Dès lors que la radio trottoir devient un émetteur puissant, une version officielle de l’affaire s’impose.
L’actualité en RD Congo reste encore dominée par l’interpellation, le samedi 5 février courant, du Conseiller spécial du Président Félix Tshisekedi en matière de sécurité. François Beya, parce qu’il s’agit de lui, a passé sa nuit du weekend dans les installations de l’Agence nationale des renseignements (ANR). Rien de scoop du journal, dès lors que les images montrant l’ancien patron de la Direction générale de migration (DGM), déchaussé et assis sur un canapé, dans un bureau de l’ANR, ont été très largement partagées sur les réseaux sociaux.
Question : que s’était-il passé exactement en ce samedi 5 février, alors que le Chef de l’Etat congolais, arrivé fin mandat à la présidence de l’Union africaine (UA), passait le témoin à son homologue sénégalais Macky Sall à Addis-Abeba ? Mystère ! En tout cas, soixante-douze heures après, les Congolais ignorent encore tout. Par conséquent, chacun y va de sa version. Toutefois, la thèse la plus répandue dans l’opinion est celle d’une tentative de coup d’Etat. Est-ce cela ?
Le mystère demeure entier. Et pour cause, depuis le début de cette affaire, le Gouvernement semble s’enfermer dans un mutisme total qui accentue la spéculation. Quoi de plus normal quand, dans un contexte précis de crise, la radio trottoir devient l’émetteur puissant, en lieu et place des médias publics qui sont des canaux par excellence de communication pour les dirigeants du pays.
QUAND LE SILENCE TUE…
Dès lors que la personne mise en cause est le Conseiller du Chef de l’Etat en matière de sécurité, on ne peut que comprendre le caractère hyper sensible de la question. Sans chercher de mots, le sujet impose une bonne communication de crise. Et, effectivement, il y a crise tant il s’agit de la sécurité ou même de la sûreté de l’Etat, entendue ici comme une matière susceptible de troubler, non seulement l’ordre public, mais aussi et surtout, la quiétude des Congolais.
Dans ce contexte précis, ici comme ailleurs, le silence est la pire des communications. Nombreux sont des experts qui postulent qu’une bonne gestion de crise à l’ère des réseaux des réseaux sociaux nécessite de la lumière, portée par ces vecteurs que sont l’Internet et les médias sociaux. Et, c’est ici que des observateurs sont unanimes que le Gouvernement doit dire quelque chose.
Si prudence est mère de sûreté, les temps « troubles » et parfois complexes au sein desquels vivent les Congolais depuis le weekend dernier, appellent au contraire un éclaircissement de la part des autorités du pays. Pour le cas d’espèce, il n’est pas question pour le Gouvernement, de prendre position. Mais plutôt, de donner une version des faits par rapport à toute la rumeur autour de cette affaire. On ne le dira peut-être jamais assez, le silence tue.

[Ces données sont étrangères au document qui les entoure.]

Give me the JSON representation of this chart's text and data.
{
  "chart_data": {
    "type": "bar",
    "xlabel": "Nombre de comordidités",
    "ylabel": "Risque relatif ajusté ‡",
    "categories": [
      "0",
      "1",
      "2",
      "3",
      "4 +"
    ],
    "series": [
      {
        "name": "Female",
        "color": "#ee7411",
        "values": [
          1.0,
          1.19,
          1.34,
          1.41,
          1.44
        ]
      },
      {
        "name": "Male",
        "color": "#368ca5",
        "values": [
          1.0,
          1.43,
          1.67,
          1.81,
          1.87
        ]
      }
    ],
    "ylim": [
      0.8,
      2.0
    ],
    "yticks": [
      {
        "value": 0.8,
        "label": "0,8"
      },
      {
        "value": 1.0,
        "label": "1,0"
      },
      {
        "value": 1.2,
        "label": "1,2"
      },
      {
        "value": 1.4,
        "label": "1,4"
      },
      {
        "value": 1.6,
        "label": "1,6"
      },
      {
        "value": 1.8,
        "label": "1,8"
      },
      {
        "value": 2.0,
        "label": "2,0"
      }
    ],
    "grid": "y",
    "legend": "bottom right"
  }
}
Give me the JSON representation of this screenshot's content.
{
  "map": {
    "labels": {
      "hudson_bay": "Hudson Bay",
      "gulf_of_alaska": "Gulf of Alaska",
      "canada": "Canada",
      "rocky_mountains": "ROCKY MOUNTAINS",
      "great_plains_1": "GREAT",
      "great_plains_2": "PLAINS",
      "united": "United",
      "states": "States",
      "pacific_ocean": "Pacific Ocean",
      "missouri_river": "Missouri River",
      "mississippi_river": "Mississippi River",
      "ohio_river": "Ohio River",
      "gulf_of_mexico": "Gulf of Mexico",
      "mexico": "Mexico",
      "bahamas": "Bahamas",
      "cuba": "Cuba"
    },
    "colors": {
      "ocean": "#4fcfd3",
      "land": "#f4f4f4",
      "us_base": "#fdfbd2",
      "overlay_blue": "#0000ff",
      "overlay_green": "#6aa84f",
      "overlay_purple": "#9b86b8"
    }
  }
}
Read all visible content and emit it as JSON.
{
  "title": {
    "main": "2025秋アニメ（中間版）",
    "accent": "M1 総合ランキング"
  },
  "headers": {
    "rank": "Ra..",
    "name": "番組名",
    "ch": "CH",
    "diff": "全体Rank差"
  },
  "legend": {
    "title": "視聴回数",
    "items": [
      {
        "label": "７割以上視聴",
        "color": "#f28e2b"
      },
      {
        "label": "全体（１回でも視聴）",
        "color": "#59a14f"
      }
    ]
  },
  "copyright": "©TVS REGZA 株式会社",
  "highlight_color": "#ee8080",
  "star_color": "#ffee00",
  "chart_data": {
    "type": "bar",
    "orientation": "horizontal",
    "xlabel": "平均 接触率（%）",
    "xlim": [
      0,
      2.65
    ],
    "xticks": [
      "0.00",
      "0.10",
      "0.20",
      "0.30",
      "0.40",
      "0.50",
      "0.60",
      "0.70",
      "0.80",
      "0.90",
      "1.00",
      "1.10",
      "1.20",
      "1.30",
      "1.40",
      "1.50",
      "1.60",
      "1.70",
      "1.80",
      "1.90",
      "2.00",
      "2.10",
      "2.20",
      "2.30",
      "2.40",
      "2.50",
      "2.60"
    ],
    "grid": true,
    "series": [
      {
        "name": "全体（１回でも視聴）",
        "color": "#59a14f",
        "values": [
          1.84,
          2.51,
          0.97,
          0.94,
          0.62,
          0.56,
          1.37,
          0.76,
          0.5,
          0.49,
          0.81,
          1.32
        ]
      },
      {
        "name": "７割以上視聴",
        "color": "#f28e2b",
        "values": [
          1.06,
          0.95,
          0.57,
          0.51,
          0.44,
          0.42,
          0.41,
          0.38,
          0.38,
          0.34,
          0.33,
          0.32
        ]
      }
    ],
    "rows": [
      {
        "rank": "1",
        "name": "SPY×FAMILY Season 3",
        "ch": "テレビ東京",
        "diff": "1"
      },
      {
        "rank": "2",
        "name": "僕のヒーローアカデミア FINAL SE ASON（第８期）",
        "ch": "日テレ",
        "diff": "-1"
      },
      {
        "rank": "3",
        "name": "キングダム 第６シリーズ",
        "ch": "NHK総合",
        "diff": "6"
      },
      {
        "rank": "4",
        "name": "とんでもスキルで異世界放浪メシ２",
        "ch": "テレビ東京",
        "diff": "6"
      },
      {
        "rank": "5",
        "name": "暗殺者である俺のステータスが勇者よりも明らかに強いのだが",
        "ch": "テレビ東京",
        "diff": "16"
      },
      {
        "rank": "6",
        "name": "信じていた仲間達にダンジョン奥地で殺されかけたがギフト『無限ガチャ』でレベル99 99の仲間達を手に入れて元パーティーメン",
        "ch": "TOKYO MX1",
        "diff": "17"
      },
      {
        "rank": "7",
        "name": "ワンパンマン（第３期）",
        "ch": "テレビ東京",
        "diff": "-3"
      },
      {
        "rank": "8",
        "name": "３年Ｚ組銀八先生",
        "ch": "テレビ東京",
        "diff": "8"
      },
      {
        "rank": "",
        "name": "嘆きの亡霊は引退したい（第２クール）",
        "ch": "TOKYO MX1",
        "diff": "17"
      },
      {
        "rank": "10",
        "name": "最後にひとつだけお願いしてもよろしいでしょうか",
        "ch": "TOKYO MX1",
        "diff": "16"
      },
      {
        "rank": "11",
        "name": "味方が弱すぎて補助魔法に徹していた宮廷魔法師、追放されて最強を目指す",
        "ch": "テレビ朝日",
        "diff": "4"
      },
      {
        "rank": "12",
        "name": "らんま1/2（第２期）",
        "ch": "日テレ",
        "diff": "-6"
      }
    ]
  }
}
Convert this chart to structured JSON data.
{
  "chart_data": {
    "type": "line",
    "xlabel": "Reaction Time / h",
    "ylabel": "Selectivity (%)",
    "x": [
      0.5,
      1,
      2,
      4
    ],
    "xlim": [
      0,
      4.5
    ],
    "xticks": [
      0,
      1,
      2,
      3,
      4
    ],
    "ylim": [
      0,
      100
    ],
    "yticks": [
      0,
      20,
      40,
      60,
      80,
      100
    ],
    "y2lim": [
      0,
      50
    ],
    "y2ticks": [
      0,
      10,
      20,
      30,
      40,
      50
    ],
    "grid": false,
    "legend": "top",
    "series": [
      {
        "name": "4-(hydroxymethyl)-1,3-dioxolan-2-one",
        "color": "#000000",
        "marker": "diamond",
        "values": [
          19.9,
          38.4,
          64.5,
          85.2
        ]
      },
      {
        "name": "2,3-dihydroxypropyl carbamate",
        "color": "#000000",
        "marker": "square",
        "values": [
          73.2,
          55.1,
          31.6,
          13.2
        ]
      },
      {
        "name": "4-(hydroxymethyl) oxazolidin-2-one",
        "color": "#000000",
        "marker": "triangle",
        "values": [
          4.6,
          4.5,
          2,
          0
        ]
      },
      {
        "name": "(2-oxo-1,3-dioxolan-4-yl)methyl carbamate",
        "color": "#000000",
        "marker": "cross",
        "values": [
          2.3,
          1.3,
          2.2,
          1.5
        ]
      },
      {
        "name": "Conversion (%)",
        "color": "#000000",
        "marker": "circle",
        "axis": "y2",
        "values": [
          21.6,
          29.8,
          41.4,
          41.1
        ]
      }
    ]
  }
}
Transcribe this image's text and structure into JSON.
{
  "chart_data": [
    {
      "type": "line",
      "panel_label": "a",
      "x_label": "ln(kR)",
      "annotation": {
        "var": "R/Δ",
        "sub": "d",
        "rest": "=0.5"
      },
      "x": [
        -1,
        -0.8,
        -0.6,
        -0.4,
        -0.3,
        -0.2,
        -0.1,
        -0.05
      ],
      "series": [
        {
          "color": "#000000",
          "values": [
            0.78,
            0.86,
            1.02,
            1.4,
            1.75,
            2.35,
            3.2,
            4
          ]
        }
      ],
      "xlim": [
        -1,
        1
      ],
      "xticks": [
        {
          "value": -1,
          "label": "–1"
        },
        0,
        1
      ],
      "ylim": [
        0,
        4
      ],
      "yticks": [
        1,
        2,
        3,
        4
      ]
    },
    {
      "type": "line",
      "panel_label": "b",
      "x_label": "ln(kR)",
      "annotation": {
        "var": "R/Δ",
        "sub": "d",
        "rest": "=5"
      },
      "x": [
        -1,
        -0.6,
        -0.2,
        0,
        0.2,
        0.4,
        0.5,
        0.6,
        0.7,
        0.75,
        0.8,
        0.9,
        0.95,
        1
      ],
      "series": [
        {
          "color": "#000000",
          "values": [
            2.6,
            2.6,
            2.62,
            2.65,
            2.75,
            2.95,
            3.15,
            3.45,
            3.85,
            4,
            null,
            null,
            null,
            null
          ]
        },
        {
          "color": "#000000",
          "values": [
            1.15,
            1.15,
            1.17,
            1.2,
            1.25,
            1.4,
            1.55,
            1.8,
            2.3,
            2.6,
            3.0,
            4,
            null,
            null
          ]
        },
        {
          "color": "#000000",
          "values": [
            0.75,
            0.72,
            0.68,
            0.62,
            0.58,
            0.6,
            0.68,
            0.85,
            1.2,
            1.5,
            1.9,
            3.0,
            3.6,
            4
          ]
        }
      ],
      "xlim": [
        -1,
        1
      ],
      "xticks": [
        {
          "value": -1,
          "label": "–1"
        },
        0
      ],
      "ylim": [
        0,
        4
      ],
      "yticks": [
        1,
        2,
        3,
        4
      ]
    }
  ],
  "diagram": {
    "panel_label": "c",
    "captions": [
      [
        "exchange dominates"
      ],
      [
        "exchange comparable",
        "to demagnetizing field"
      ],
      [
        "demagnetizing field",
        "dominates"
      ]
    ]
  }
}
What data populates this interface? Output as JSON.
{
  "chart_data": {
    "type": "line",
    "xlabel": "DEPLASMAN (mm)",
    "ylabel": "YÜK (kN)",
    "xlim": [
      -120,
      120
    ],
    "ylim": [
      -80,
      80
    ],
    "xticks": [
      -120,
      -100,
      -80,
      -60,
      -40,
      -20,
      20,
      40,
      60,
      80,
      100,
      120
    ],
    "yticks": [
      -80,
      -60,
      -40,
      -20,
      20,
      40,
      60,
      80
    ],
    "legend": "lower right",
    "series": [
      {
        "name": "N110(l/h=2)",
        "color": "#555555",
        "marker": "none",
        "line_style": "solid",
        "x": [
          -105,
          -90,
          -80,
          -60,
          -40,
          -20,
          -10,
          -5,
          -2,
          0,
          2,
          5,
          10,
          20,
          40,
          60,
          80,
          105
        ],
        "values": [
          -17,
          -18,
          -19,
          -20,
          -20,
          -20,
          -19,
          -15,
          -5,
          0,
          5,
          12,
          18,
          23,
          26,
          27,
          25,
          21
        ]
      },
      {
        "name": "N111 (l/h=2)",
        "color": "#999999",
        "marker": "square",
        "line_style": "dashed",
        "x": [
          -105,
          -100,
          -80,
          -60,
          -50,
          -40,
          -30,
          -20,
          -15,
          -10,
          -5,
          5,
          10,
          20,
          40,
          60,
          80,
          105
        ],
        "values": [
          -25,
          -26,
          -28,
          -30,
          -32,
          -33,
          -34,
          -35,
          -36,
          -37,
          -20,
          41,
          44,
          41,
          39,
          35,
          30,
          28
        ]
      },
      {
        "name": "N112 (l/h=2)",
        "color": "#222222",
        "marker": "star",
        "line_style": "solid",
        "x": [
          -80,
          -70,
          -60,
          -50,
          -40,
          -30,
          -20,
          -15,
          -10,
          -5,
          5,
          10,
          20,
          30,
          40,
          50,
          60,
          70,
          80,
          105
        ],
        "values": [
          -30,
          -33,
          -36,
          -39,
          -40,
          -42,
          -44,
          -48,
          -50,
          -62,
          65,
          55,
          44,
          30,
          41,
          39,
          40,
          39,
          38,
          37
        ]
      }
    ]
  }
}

Oui, le silence est parfois d’or. Utilisé comme stratégie dans la communication de crise, le mutisme peut être un atout dans une communication sous contrainte judiciaire. Mais pour le cas de figure, il n’en est pas question. Le fait pour le Gouvernement, de continuer à garder le silence, donne à l’opinion l’impression qu’il a quelque chose à cacher.
Au demeurant, le droit de la presse à l’accès aux sources officielles et celui du public à l’information sont consacrés par la législation en vigueur. Pour une question qui touche visiblement à la sûreté de l’Etat, on n’attend pas du Pouvoir qu’il révèle des secrets d’Etat, qu’il donne un minimum d’éléments d’information de nature à tordre le cou aux versions aussi anxiogènes que loufoques qui circulent à travers le pays.
En un mot comme en cent, on devrait donc éviter que la gestion de l’ »affaire Beya » soit prise en charge par les internautes. La responsabilité incombe plutôt aux professionnels des médias. Indépendamment de leurs lignes éditoriales, ces derniers relayent la version officielle des faits. Faute de quoi, le silence du Gouvernement continuera à amplifier la supputation.